Project acronym: LIFE SySTEMiC
Coordinating Beneficiary: Universita degli Studi di Firenze
Total budget: 2.976.245,00 EUR
According to The State of the Worlds Forest Genetic Resources published by the UN Food and Agriculture Organization in 2014 roughly half of forest species are at risk or subject to genetic erosion, leaving forests less resilient to changes in environmental conditions. Meanwhile, over 60% of forest habitat types identified by the Habitats Directive are reported to be in ‘unfavourable conservation status’. Threats include climate change, air pollution, unsustainable forest management, invasive species, urbanisation and forest fragmentation. All these reduce forest biodiversity, may adversely affect genetic diversity and put at risk the ability of EU forests and their ecosystems to adapt and sustain themselves. They could also threaten wood supplies and the environmental and social services forests provide.

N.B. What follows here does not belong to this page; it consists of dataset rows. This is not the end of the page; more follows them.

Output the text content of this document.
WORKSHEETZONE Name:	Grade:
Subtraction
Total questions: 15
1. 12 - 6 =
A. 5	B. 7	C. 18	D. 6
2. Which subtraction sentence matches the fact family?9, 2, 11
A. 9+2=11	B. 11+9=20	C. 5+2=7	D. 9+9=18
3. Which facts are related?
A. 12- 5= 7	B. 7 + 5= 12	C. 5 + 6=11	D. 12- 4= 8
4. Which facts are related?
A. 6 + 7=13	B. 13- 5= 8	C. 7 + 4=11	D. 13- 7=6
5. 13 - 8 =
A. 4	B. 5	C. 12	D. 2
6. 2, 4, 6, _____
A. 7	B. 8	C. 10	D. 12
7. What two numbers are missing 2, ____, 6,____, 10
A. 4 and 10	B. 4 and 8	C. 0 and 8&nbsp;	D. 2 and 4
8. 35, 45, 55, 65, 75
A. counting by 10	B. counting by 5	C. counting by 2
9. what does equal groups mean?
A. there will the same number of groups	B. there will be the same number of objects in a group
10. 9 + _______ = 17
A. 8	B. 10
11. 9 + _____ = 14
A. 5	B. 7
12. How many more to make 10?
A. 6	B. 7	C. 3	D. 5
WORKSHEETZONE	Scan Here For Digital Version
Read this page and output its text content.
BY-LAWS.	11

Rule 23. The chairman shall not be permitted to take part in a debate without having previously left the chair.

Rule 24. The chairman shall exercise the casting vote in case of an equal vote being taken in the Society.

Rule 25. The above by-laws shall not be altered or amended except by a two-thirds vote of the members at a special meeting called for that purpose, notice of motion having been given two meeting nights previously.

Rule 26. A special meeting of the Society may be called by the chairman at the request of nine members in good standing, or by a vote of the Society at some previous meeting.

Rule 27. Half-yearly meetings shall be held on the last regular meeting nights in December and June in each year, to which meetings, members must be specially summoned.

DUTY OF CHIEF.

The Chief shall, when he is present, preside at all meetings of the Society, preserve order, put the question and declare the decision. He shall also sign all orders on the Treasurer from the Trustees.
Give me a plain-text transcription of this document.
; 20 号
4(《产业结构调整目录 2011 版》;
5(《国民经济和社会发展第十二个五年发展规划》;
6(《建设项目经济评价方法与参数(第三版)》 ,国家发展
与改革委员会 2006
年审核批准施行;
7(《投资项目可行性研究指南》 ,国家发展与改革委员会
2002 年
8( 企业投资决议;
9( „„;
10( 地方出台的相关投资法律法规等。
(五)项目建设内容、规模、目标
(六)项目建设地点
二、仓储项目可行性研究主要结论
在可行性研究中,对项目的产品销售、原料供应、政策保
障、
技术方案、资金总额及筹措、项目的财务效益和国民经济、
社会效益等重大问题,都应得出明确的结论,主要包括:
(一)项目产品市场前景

Making an informed choice of a silvicultural system is key to forest planning, and can have major consequences for sustainability and forest ecosystem biodiversity. But variations in forest resources and the impacts of different management measures over time pose complications when assessing forestry practices. Forest genetic resources are the basis of the long-term evolutionary processes to maintain the adaptive potential of forests.
PROJECT OBJECTIVES
LIFE SySTEMiCs main objective is to create a selection of the best silvicultural practices for sustainable forest management, taking into account forest genetic resources, resilience to climate change, and forest productivity over time. The project will use a combination of landscape genomics, genetics and silvicultural methods and build an innovative genetic biodiversity and silvicultural model (GenBioSilvi) to be used for sustainable forest management. The selected silvicultural practices will then be implemented in three European countries, in three different European forest types, with the support of local stakeholders.
LIFE SySTEMiC will contribute to the new EU Forest Strategy: For Forests and the Forest-based Sector, the Biodiversity Strategy to 2020, the Habitats Directive and the EU Adaptation Strategy by increasing the resilience of forests to climate change.